Guardian Unlimited Business | | Tesco offers carrot to reduce use of plastic carrier bags
Tesco are trying to present themselves as all eco-friendly by this move – but their “biodegradable” bags will still take years to degrade in the landfill sites where they will end up. I really can’t see why Tesco in Ireland can say a charge on plastic bags is a great idea, while their English counterpart says they have to continue to offer them free. Ther answer to this problem is so bleeding obvious – charge for plastic bags, and as we have seen in Ireland, use of them will plummet.
Slow progress on plastic bags by Dr Rob Spence is licensed under a Creative Commons Attribution-ShareAlike 4.0 International License.
Last week I saw 3 young ladies making excellent use of the carrier bags. The youth of today obviously know how to re-use or recycle stuff. There they were in the rain, hardly wearing any clothes, but with tesco carrier bags tied round their heads. I should have got the camera out.
I think Tesco try that little bit harder than anyone else.
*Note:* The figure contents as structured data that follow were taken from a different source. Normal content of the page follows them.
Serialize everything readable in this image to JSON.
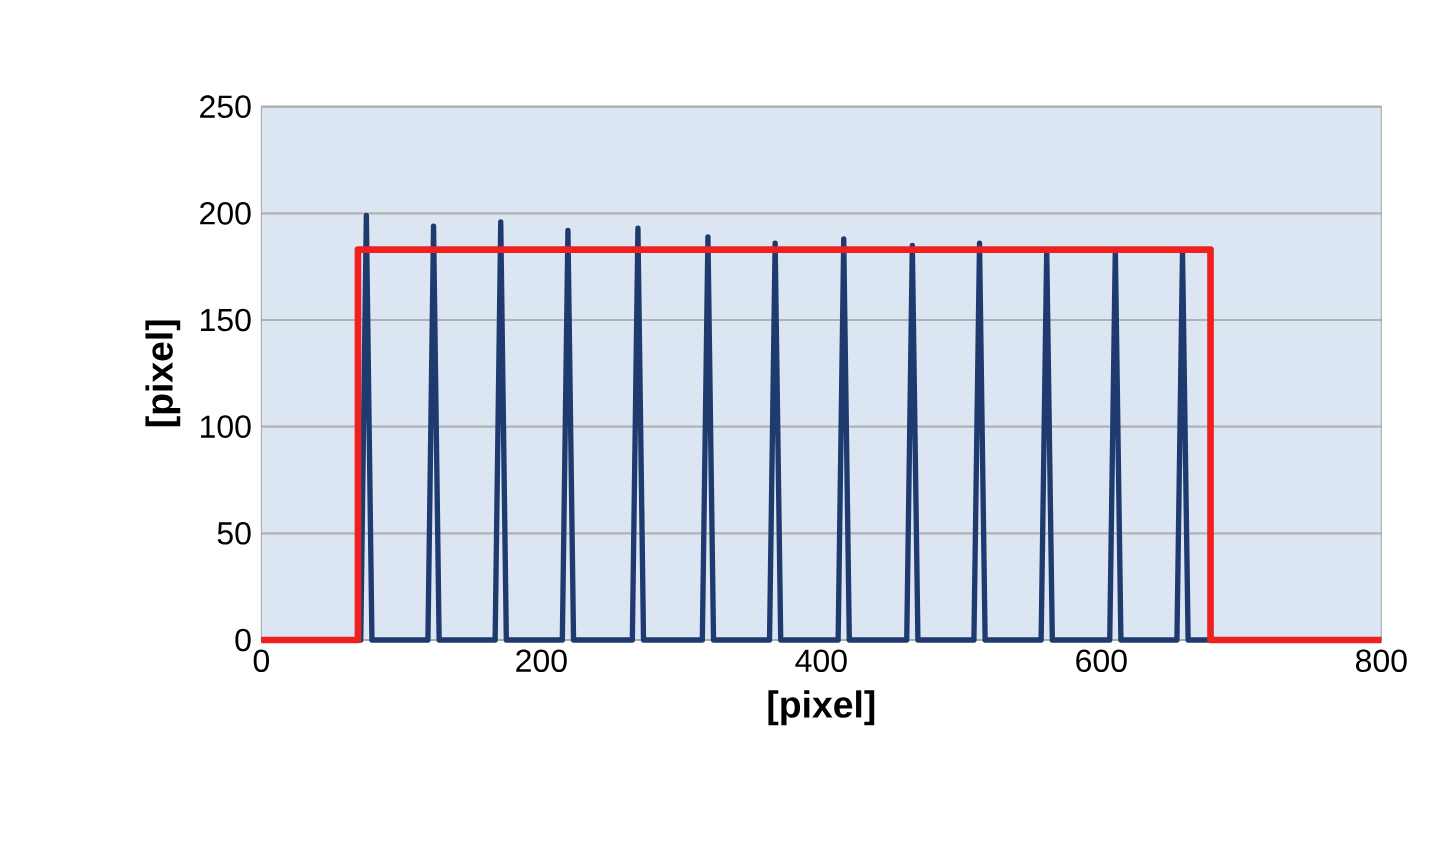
{
  "chart_data": {
    "type": "line",
    "xlabel": "[pixel]",
    "ylabel": "[pixel]",
    "xlim": [
      0,
      800
    ],
    "ylim": [
      0,
      250
    ],
    "xticks": [
      0,
      200,
      400,
      600,
      800
    ],
    "yticks": [
      0,
      50,
      100,
      150,
      200,
      250
    ],
    "grid": "y",
    "marker": "none",
    "line_style": "solid",
    "series": [
      {
        "color": "#1f3a6e",
        "x": [
          0,
          71,
          75,
          79,
          119,
          123,
          127,
          167,
          171,
          175,
          215,
          219,
          223,
          265,
          269,
          273,
          315,
          319,
          323,
          363,
          367,
          371,
          412,
          416,
          420,
          461,
          465,
          469,
          509,
          513,
          517,
          557,
          561,
          565,
          606,
          610,
          614,
          654,
          658,
          662,
          800
        ],
        "values": [
          0,
          0,
          199,
          0,
          0,
          194,
          0,
          0,
          196,
          0,
          0,
          192,
          0,
          0,
          193,
          0,
          0,
          189,
          0,
          0,
          186,
          0,
          0,
          188,
          0,
          0,
          185,
          0,
          0,
          186,
          0,
          0,
          183,
          0,
          0,
          183,
          0,
          0,
          182,
          0,
          0
        ]
      },
      {
        "color": "#ee2020",
        "x": [
          0,
          69,
          69,
          678,
          678,
          800
        ],
        "values": [
          0,
          0,
          183,
          183,
          0,
          0
        ]
      }
    ]
  }
}
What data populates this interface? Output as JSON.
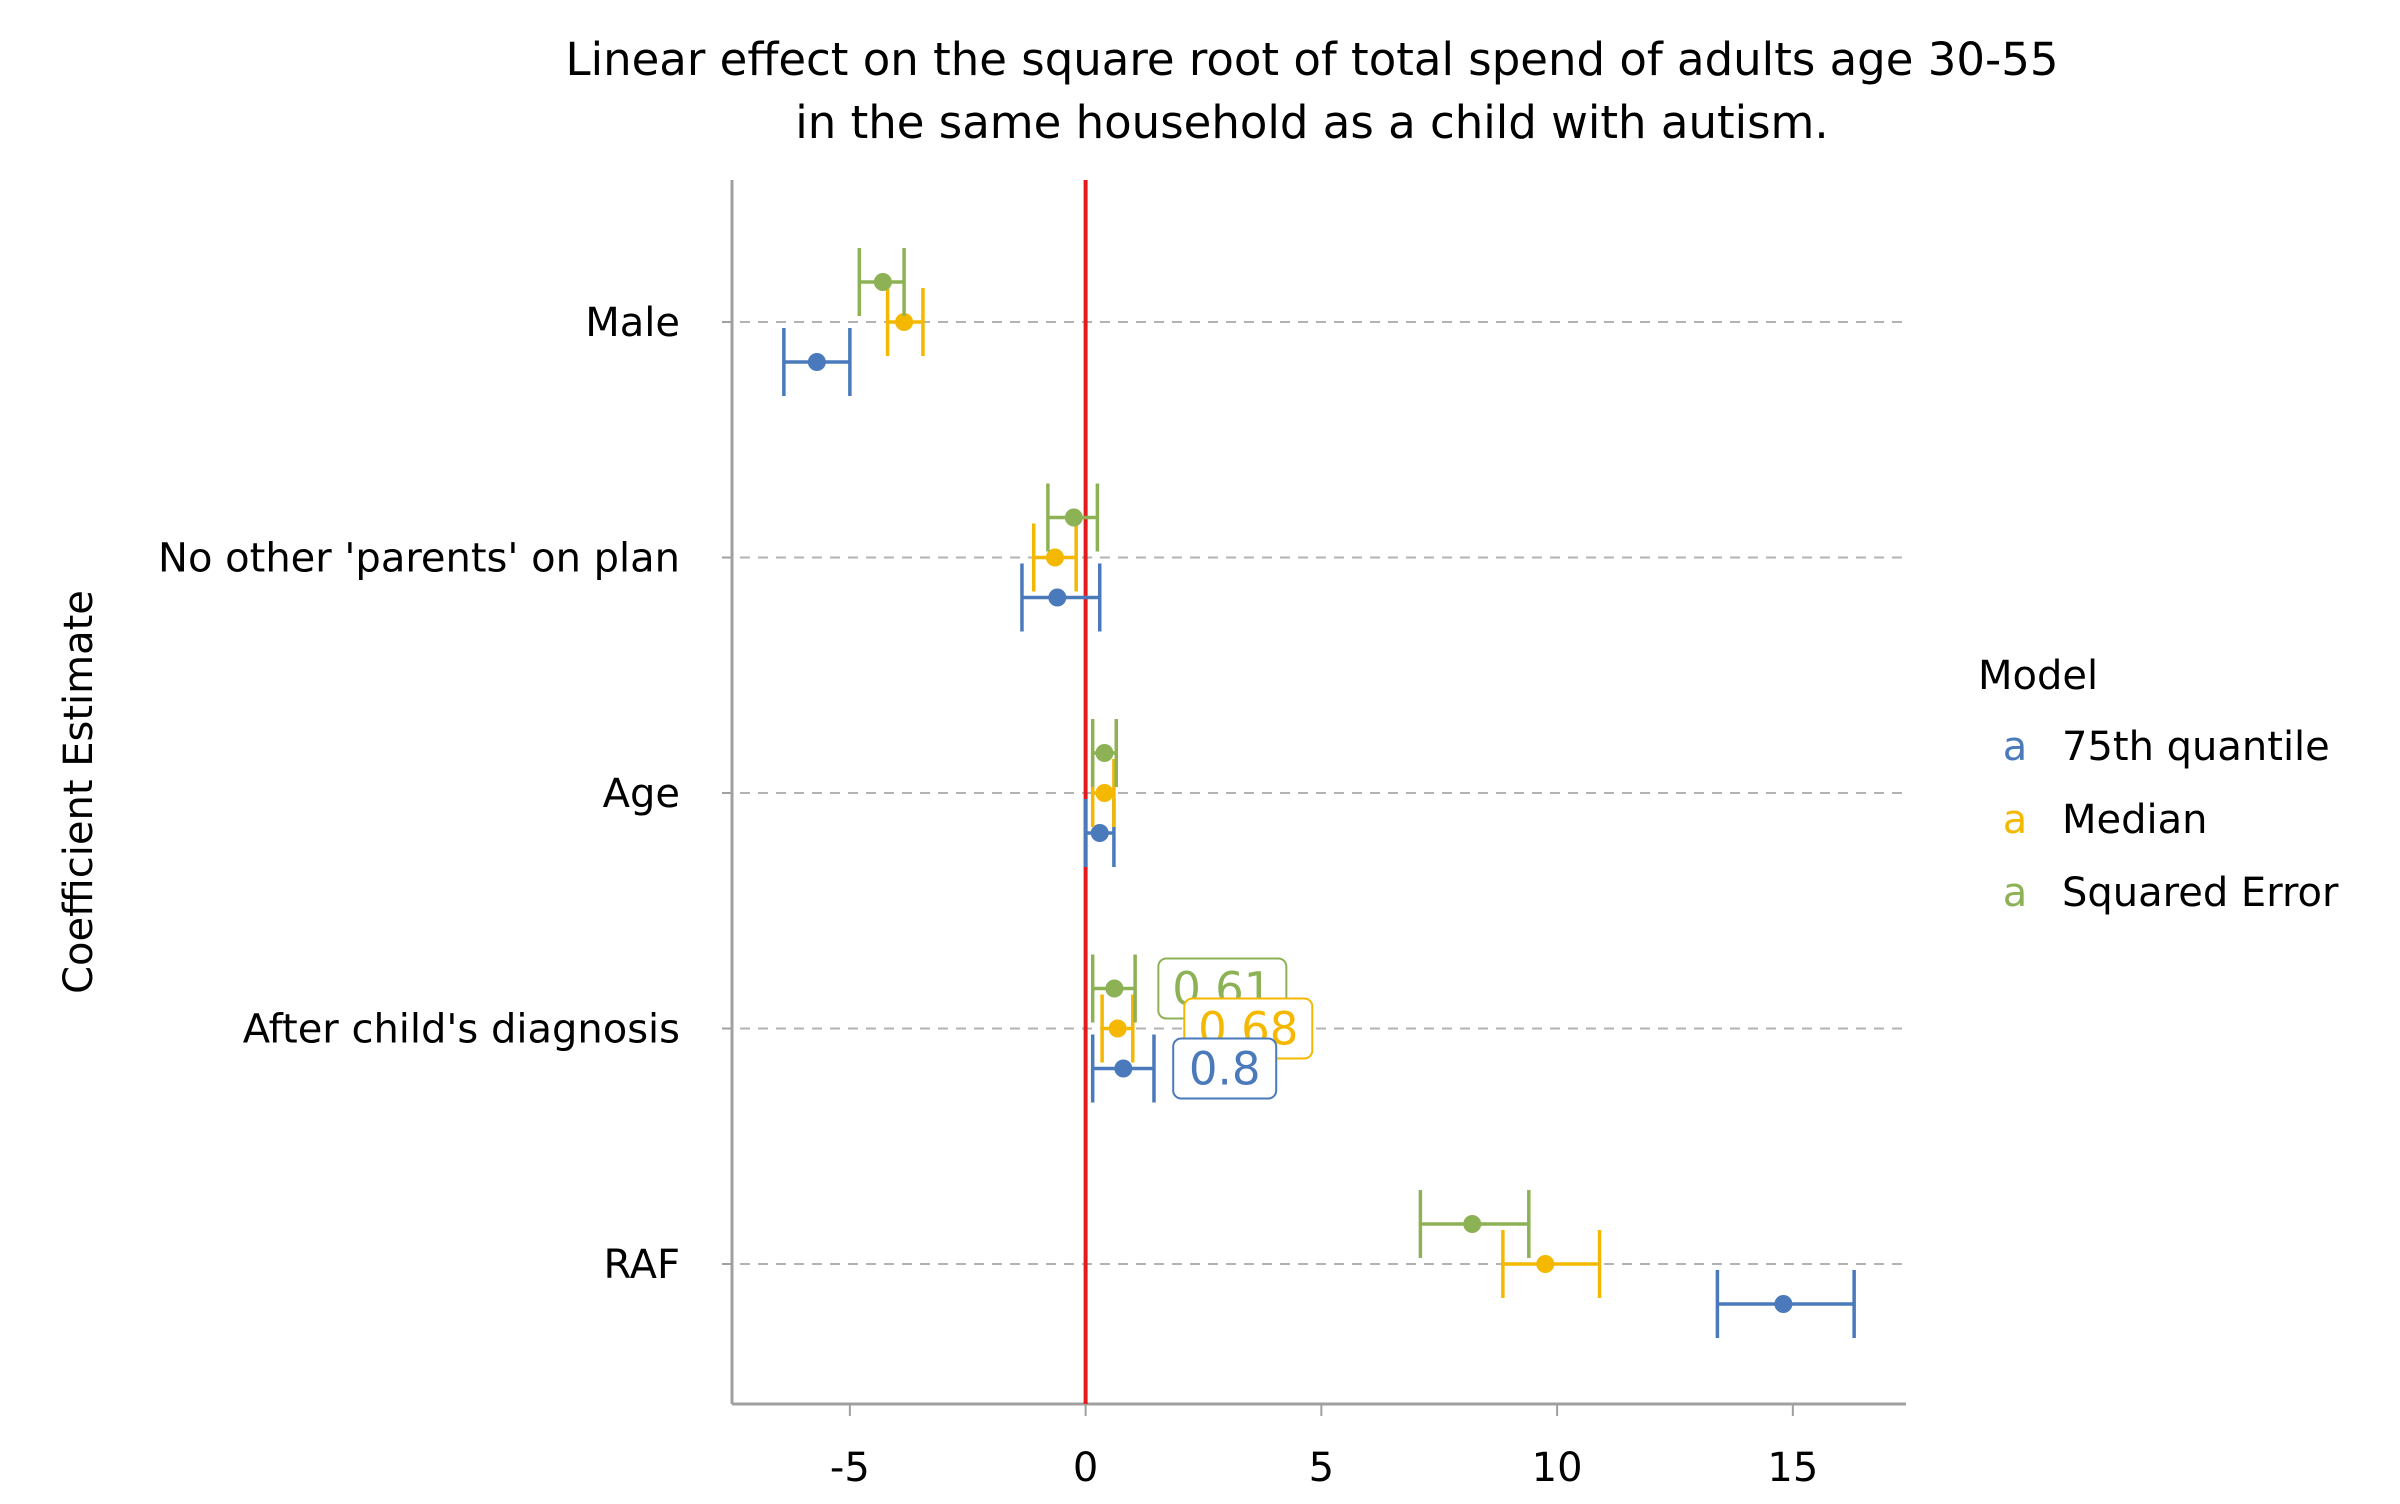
{
  "chart_data": {
    "type": "forest",
    "title_lines": [
      "Linear effect on the square root of total spend of adults age 30-55",
      "in the same household as a child with autism."
    ],
    "ylabel": "Coefficient Estimate",
    "xlabel": "",
    "xlim": [
      -7.5,
      17.4
    ],
    "x_ticks": [
      -5,
      0,
      5,
      10,
      15
    ],
    "x_tick_labels": [
      "-5",
      "0",
      "5",
      "10",
      "15"
    ],
    "reference_line": {
      "x": 0,
      "color": "#e41a1c"
    },
    "grid": "horizontal-dashed",
    "categories": [
      "Male",
      "No other 'parents' on plan",
      "Age",
      "After child's diagnosis",
      "RAF"
    ],
    "legend": {
      "title": "Model",
      "position": "right",
      "glyph": "a",
      "entries": [
        {
          "name": "75th quantile",
          "color": "#4a7abb"
        },
        {
          "name": "Median",
          "color": "#f5b800"
        },
        {
          "name": "Squared Error",
          "color": "#8db255"
        }
      ]
    },
    "series": [
      {
        "name": "75th quantile",
        "color": "#4a7abb",
        "points": [
          {
            "category": "Male",
            "estimate": -5.7,
            "low": -6.4,
            "high": -5.0
          },
          {
            "category": "No other 'parents' on plan",
            "estimate": -0.6,
            "low": -1.35,
            "high": 0.3
          },
          {
            "category": "Age",
            "estimate": 0.3,
            "low": 0.0,
            "high": 0.6
          },
          {
            "category": "After child's diagnosis",
            "estimate": 0.8,
            "low": 0.15,
            "high": 1.45
          },
          {
            "category": "RAF",
            "estimate": 14.8,
            "low": 13.4,
            "high": 16.3
          }
        ]
      },
      {
        "name": "Median",
        "color": "#f5b800",
        "points": [
          {
            "category": "Male",
            "estimate": -3.85,
            "low": -4.2,
            "high": -3.45
          },
          {
            "category": "No other 'parents' on plan",
            "estimate": -0.65,
            "low": -1.1,
            "high": -0.2
          },
          {
            "category": "Age",
            "estimate": 0.4,
            "low": 0.15,
            "high": 0.6
          },
          {
            "category": "After child's diagnosis",
            "estimate": 0.68,
            "low": 0.35,
            "high": 1.0
          },
          {
            "category": "RAF",
            "estimate": 9.75,
            "low": 8.85,
            "high": 10.9
          }
        ]
      },
      {
        "name": "Squared Error",
        "color": "#8db255",
        "points": [
          {
            "category": "Male",
            "estimate": -4.3,
            "low": -4.8,
            "high": -3.85
          },
          {
            "category": "No other 'parents' on plan",
            "estimate": -0.25,
            "low": -0.8,
            "high": 0.25
          },
          {
            "category": "Age",
            "estimate": 0.4,
            "low": 0.15,
            "high": 0.65
          },
          {
            "category": "After child's diagnosis",
            "estimate": 0.61,
            "low": 0.15,
            "high": 1.05
          },
          {
            "category": "RAF",
            "estimate": 8.2,
            "low": 7.1,
            "high": 9.4
          }
        ]
      }
    ],
    "annotations": [
      {
        "category": "After child's diagnosis",
        "series": "Squared Error",
        "text": "0.61",
        "x": 2.9
      },
      {
        "category": "After child's diagnosis",
        "series": "Median",
        "text": "0.68",
        "x": 3.45
      },
      {
        "category": "After child's diagnosis",
        "series": "75th quantile",
        "text": "0.8",
        "x": 2.95
      }
    ]
  }
}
They have always sold the heavy duty life-time bags for 10p but no-one will buy them. They can’t really go out on their own and charge for all carriers. If they did, I don’t think people would see the reasoning behind it and they would start shopping elsewhere.
(All for the sake of a few pence.) The store can’t risk that. All the stores are forced to charge in Ireland – It’s the law isn’t it? Something similar needs to be introduced here. All the stores could get together and agree to charge but I can’t see them doing that. They are all too interested in their profits and beating off the competition.
You should have a go at your MP.
You can re-cycle your carrier bags at Tesco. See here
Recycling the bags still requires lots of energy – and anyway, there is some evidence that bags collected in this way end up in landfill too. Just buy a couple of proper shopping bags!
But what do you do if you shop online? Everything comes in the carrier bags and they don’t wait for you to empty them.
Don’t shop online… I think we need to resist the takeover of the retail trade by the big conglomerates. And if we must shop online, couldn’t we pressure them to deliver everything in cardboard boxes? Or plastic boxes, that you could return when your next delivery comes.
Mt limited experience with online delivery is that they often substituted stuff, and the substitutes were a) inappropriate and b) more expensive.
By shopping online I am saving petrol and therefore the world’s resources. I know the delivery still uses fuel but they deliver to a number of different houses in the area. Yes, I am going to ask if they can deliver in a big box.
You don’t have to accept the substitutes.
My sister shops online with Asda and if they substitute anything they let you have it at the lower price.
OK Kat – I know you are eco-friendly… I still don’t like the fact that the big supermarkets control the food industry. Shop local is my new motto.
I think they may be controlling more than the food industry and I can’t say I like it either but we seem powerless to resist. One day we will all wake up and realise that the supermarkets have taken over the world. I have this real hate of the way supermarkets sponser schools. Grrrrrrrrrrrrrrrrrr. Get out of our schools!
By the way, I don’t do all my shopping at the big stores and I do do my bit to keep the local corner shop going.
I really don’t think anything will change re the carrier bags until there is a change in the law. People are too busy surviving from day to day to concern themselves with such things.
If asked to name some of the things I find really ugly in this world, the plastic carrier bag would be one of them.